AI Conversations on GPUs at Risk of Eavesdropping

After thorough research, cybersecurity experts at Trail of Bits have uncovered a significant vulnerability that could potentially allow unauthorized access to GPU local memory on certain Apple, Qualcomm, AMD, and Imagination GPUs. This flaw, dubbed LeftoverLocals, has the capability to breach conversations held via large language models and machine learning models on affected GPUs. To address this issue, the affected vendors—Apple, Qualcomm, AMD, and Imagination—have implemented various remediations.

Table of Contents

Affected GPUs and Patches

Apple, Qualcomm, AMD, and Imagination GPUs have all been impacted by the LeftoverLocals vulnerability. Here are the recommended patches from each vendor:

Apple has issued fixes for the A17 and M3 series processors, as well as specific devices such as the Apple iPad Air 3rd G (A12). However, a comprehensive list of secured devices has not been provided. As of January 16th, the Apple MacBook Air (M2) was still vulnerable, according to Trail of Bits.

AMD plans to roll out a new mode to address the problem by March 2024. Additionally, AMD has released a detailed list of affected products.

Imagination has updated drivers and firmware to prevent the vulnerability in affected DDK Releases up to and including 23.2.

Qualcomm has released a patch for some devices, but has not supplied a complete list of affected and unaffected devices.

Understanding the LeftoverLocals Vulnerability

In essence, the LeftoverLocals vulnerability exploits a GPU memory region known as local memory to connect two GPU kernels, even if they are not part of the same application or utilized by the same user. Attackers can utilize GPU compute applications, such as OpenCL, Vulkan, or Metal, to create a GPU kernel that dumps uninitialized local memory into the target device. While CPUs typically isolate memory in a way that prevents exploits like this, GPUs may not have the same level of protection.

Implications of LeftoverLocals

The LeftoverLocals process can be used to intercept the linear algebra operations performed by open-source large language models, allowing attackers to eavesdrop on the interactive conversations taking place. Researchers at Trail of Bits discovered that the attacker can sometimes extract incorrect tokens or other errors, such as words semantically similar to other embeddings. This flaw, tracked by NIST as CVE-2023-4969, poses a significant security risk.

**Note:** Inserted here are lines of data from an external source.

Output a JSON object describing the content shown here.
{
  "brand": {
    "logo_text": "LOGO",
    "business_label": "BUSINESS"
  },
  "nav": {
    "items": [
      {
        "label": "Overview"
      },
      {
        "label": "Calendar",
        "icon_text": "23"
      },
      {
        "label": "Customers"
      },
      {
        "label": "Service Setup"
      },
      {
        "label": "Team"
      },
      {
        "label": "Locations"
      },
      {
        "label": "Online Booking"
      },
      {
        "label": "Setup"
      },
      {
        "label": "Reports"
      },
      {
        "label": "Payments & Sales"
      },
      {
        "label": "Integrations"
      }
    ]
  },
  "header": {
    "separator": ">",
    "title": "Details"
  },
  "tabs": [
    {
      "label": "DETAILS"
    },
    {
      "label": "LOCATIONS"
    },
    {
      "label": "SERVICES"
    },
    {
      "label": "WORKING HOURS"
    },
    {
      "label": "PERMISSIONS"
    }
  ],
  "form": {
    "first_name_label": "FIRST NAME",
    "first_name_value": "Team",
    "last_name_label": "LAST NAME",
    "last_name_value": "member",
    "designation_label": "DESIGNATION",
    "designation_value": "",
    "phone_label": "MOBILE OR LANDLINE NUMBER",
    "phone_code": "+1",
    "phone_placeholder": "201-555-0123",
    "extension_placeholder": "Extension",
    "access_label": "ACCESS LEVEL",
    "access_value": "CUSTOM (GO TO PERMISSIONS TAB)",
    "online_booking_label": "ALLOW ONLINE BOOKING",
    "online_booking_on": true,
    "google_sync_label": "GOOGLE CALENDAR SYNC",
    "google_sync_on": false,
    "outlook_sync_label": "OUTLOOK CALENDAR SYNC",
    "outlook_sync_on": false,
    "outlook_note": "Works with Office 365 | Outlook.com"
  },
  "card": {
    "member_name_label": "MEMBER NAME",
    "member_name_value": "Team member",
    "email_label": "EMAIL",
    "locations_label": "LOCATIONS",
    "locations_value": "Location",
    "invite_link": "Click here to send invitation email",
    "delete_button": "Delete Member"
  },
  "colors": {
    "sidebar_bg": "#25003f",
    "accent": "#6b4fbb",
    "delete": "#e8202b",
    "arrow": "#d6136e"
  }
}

Defending Against LeftoverLocals

Aside from applying the updates from the GPU vendors mentioned above, experts Tyler Sorensen and Heidy Khlaaf of Trail of Bits advise that mitigating and verifying this vulnerability on individual devices may prove challenging. Programmers will need to modify the source code of all GPU kernels that use local memory, ensuring that GPU threads clear memory to any local memory locations not used in the kernel, and verifying that the compiler does not remove these memory-clearing instructions. Additionally, developers working in machine learning or application owners using ML apps should exercise caution, as many parts of the ML development stack have not been thoroughly reviewed by security experts.

Looking Ahead

Trail of Bits views this vulnerability as an opportunity for the GPU systems community to fortify the GPU system stack and associated specifications. As they work to strengthen the security of GPU systems, it is crucial for businesses and developers to remain vigilant and implement the necessary updates and precautions to safeguard sensitive data and conversations from potential breaches.

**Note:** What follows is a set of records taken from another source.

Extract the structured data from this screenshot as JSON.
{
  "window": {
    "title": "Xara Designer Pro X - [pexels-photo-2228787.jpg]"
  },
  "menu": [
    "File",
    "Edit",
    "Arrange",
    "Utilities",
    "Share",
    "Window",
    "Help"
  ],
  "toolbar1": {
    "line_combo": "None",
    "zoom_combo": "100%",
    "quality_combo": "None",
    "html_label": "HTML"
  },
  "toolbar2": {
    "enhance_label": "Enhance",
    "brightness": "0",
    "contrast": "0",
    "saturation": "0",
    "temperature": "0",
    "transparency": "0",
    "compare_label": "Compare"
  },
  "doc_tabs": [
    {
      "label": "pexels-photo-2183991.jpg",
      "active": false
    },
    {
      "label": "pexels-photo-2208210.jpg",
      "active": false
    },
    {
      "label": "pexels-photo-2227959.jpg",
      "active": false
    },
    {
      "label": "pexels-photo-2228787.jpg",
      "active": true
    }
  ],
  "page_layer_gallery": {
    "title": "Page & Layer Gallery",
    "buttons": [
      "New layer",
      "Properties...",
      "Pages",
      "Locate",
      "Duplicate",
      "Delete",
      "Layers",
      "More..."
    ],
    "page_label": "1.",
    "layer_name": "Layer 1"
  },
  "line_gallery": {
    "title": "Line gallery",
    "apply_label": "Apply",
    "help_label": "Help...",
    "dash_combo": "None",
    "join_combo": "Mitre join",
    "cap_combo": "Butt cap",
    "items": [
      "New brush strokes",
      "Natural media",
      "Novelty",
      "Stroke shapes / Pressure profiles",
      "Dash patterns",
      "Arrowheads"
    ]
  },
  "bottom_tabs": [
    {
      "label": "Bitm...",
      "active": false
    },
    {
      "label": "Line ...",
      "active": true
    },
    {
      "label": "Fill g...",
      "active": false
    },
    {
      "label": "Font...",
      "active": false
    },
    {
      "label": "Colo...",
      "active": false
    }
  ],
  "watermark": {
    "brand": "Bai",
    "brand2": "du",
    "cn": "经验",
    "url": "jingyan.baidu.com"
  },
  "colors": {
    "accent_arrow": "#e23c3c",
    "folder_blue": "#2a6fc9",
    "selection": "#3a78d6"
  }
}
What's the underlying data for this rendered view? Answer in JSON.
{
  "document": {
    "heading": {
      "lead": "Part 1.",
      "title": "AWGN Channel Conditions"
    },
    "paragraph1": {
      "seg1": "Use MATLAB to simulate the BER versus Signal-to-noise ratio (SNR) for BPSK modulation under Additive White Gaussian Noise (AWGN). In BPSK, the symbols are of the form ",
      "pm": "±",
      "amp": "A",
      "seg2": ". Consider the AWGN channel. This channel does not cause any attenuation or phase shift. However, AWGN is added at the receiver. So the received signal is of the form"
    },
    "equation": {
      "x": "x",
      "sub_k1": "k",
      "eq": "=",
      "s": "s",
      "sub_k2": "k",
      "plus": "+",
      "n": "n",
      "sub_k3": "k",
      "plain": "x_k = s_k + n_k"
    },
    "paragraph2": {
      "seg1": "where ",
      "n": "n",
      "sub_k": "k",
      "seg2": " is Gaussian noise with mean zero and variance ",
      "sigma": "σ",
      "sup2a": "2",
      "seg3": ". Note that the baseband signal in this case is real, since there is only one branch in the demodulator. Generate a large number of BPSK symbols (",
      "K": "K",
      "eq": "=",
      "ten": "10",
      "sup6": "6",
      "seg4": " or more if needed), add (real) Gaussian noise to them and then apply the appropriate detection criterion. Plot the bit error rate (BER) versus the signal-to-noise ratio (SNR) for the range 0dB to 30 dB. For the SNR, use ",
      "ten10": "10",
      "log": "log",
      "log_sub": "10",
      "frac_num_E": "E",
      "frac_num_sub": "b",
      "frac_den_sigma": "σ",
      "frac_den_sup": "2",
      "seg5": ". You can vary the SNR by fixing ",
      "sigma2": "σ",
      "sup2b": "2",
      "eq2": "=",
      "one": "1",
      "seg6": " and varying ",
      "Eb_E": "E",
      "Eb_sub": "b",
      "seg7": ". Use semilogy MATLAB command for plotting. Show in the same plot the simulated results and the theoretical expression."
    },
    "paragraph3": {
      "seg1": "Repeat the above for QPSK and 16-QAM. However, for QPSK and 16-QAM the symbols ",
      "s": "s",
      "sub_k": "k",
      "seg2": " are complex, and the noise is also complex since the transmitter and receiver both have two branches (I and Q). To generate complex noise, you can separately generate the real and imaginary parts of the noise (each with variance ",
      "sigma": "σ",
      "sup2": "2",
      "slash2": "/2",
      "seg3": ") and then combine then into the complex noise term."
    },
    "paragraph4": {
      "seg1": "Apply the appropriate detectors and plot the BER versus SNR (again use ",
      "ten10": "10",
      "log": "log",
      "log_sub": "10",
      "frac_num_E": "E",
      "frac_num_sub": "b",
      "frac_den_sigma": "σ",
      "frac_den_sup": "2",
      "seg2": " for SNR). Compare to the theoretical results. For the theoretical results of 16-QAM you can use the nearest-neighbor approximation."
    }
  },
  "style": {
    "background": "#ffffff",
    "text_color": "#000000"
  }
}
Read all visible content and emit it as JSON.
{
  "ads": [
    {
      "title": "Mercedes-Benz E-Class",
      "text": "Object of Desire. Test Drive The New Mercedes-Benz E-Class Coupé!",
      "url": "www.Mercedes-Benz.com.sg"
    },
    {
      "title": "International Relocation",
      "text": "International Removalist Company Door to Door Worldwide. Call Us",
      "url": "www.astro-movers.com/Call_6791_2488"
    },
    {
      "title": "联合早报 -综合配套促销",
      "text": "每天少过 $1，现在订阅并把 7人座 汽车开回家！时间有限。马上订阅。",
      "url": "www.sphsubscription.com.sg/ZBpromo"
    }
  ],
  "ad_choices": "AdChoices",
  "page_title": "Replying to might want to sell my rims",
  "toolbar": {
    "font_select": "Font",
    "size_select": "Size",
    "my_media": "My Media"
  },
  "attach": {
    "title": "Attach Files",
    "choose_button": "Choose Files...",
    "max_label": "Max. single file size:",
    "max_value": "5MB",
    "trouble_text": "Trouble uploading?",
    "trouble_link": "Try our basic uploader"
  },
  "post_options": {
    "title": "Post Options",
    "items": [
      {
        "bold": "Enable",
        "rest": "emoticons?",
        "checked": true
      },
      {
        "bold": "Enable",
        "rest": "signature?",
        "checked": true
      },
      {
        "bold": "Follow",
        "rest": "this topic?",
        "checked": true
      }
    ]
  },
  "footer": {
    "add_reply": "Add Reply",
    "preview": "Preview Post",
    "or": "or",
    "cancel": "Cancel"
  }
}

In conclusion, the discovery of the LeftoverLocals vulnerability sheds light on the importance of consistently evaluating and addressing potential security risks within the GPU systems community. By understanding the nature of this vulnerability and taking proactive measures to protect against it, businesses and developers can minimize the potential impact of security breaches and reinforce the overall security of their GPU systems.